Aparentemente nem o artigo 21 consegue despertar o português médio deste entorpecimento. Recentemente ficou bem ilustrado que, uma maioria absoluta, ferramenta ideal para concretizar projetos e operar mudanças fundamentais, serviu e serve, apenas para favorecer os amigos do partido. Apenas potenciou a corrupção e, confirmou que, apenas e só o vassalismo é o caminho para uma carreira de sucesso. As penalizações subsequentes são mero folclore. Confirmadas por um Sócrates estrela de debates televisivos, ou, um Relvas como consultor de ética, também em debate televisivo.

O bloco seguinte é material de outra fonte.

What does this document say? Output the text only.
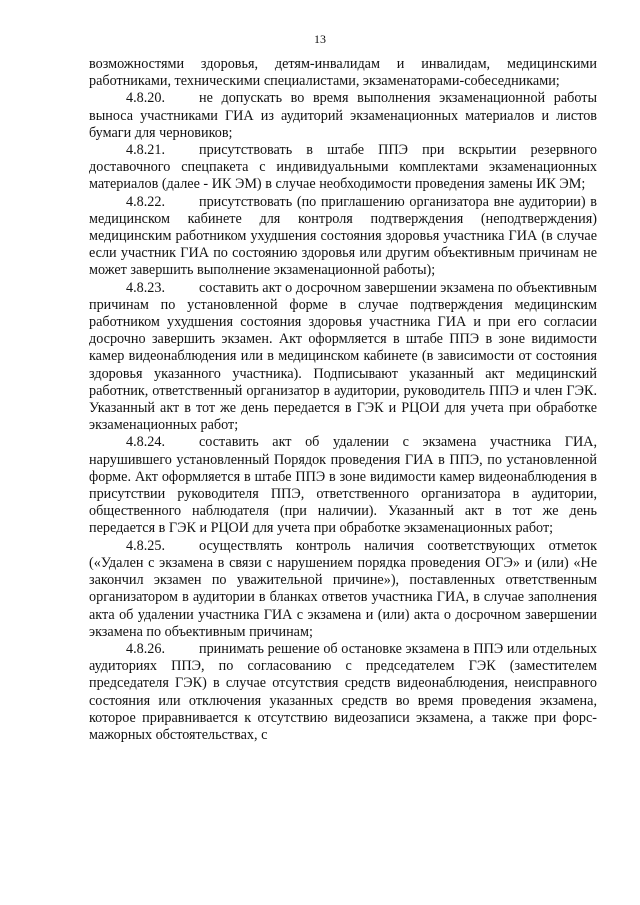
13

возможностями здоровья, детям-инвалидам и инвалидам, медицинскими работниками, техническими специалистами, экзаменаторами-собеседниками;

4.8.20. не допускать во время выполнения экзаменационной работы выноса участниками ГИА из аудиторий экзаменационных материалов и листов бумаги для черновиков;

4.8.21. присутствовать в штабе ППЭ при вскрытии резервного доставочного спецпакета с индивидуальными комплектами экзаменационных материалов (далее - ИК ЭМ) в случае необходимости проведения замены ИК ЭМ;

4.8.22. присутствовать (по приглашению организатора вне аудитории) в медицинском кабинете для контроля подтверждения (неподтверждения) медицинским работником ухудшения состояния здоровья участника ГИА (в случае если участник ГИА по состоянию здоровья или другим объективным причинам не может завершить выполнение экзаменационной работы);

4.8.23. составить акт о досрочном завершении экзамена по объективным причинам по установленной форме в случае подтверждения медицинским работником ухудшения состояния здоровья участника ГИА и при его согласии досрочно завершить экзамен. Акт оформляется в штабе ППЭ в зоне видимости камер видеонаблюдения или в медицинском кабинете (в зависимости от состояния здоровья указанного участника). Подписывают указанный акт медицинский работник, ответственный организатор в аудитории, руководитель ППЭ и член ГЭК. Указанный акт в тот же день передается в ГЭК и РЦОИ для учета при обработке экзаменационных работ;

4.8.24. составить акт об удалении с экзамена участника ГИА, нарушившего установленный Порядок проведения ГИА в ППЭ, по установленной форме. Акт оформляется в штабе ППЭ в зоне видимости камер видеонаблюдения в присутствии руководителя ППЭ, ответственного организатора в аудитории, общественного наблюдателя (при наличии). Указанный акт в тот же день передается в ГЭК и РЦОИ для учета при обработке экзаменационных работ;

4.8.25. осуществлять контроль наличия соответствующих отметок («Удален с экзамена в связи с нарушением порядка проведения ОГЭ» и (или) «Не закончил экзамен по уважительной причине»), поставленных ответственным организатором в аудитории в бланках ответов участника ГИА, в случае заполнения акта об удалении участника ГИА с экзамена и (или) акта о досрочном завершении экзамена по объективным причинам;

4.8.26. принимать решение об остановке экзамена в ППЭ или отдельных аудиториях ППЭ, по согласованию с председателем ГЭК (заместителем председателя ГЭК) в случае отсутствия средств видеонаблюдения, неисправного состояния или отключения указанных средств во время проведения экзамена, которое приравнивается к отсутствию видеозаписи экзамена, а также при форс-мажорных обстоятельствах, с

Assim na terra como no céu. Numa autarquia do mesmo país, o mesmo partido, a mesma maioria absoluta, os mesmos resultados. Igreja imiscuída na governação, apoio direto ou indireto aos amigos do partido, vassalismo recompensado. Confirmando o tal resultado da engenharia social anterior a 74, é que estes, a malta conhece. Os outros, que estão lá para Lisboa na Assembleia da Republica, estão longe, são anónimos, desconhecidos. Mas estes, estão aqui, sabemos quem são. Sabemos quem é a família, onde moram, que cafés e restaurantes frequentam. Andámos com eles na escola, cruzámo-nos com eles em contexto profissional, temos filhos que frequentaram o mesmo estabelecimento de ensino que os filhos deles, aconteceram contatos socias, mesmo que breves e pontuais. Mas no entanto, descaímos os ombros, colocamos os olhos no chão e, deixamos passar tudo em branco. Porque “eles é que sabem” e nós somos nada. Nenhum cidadão aparece nas sessões públicas da Câmara a colocar em causa (más) decisões unilaterais questionáveis ou a manifestar discordância para referência futura. Nenhum cidadão passa cartão a essas mesmas sessões filmadas e disponíveis na Internet. Derrotados e conformados prescindimos voluntariamente do exercício de cidadania. Ano novo, tudo na mesma.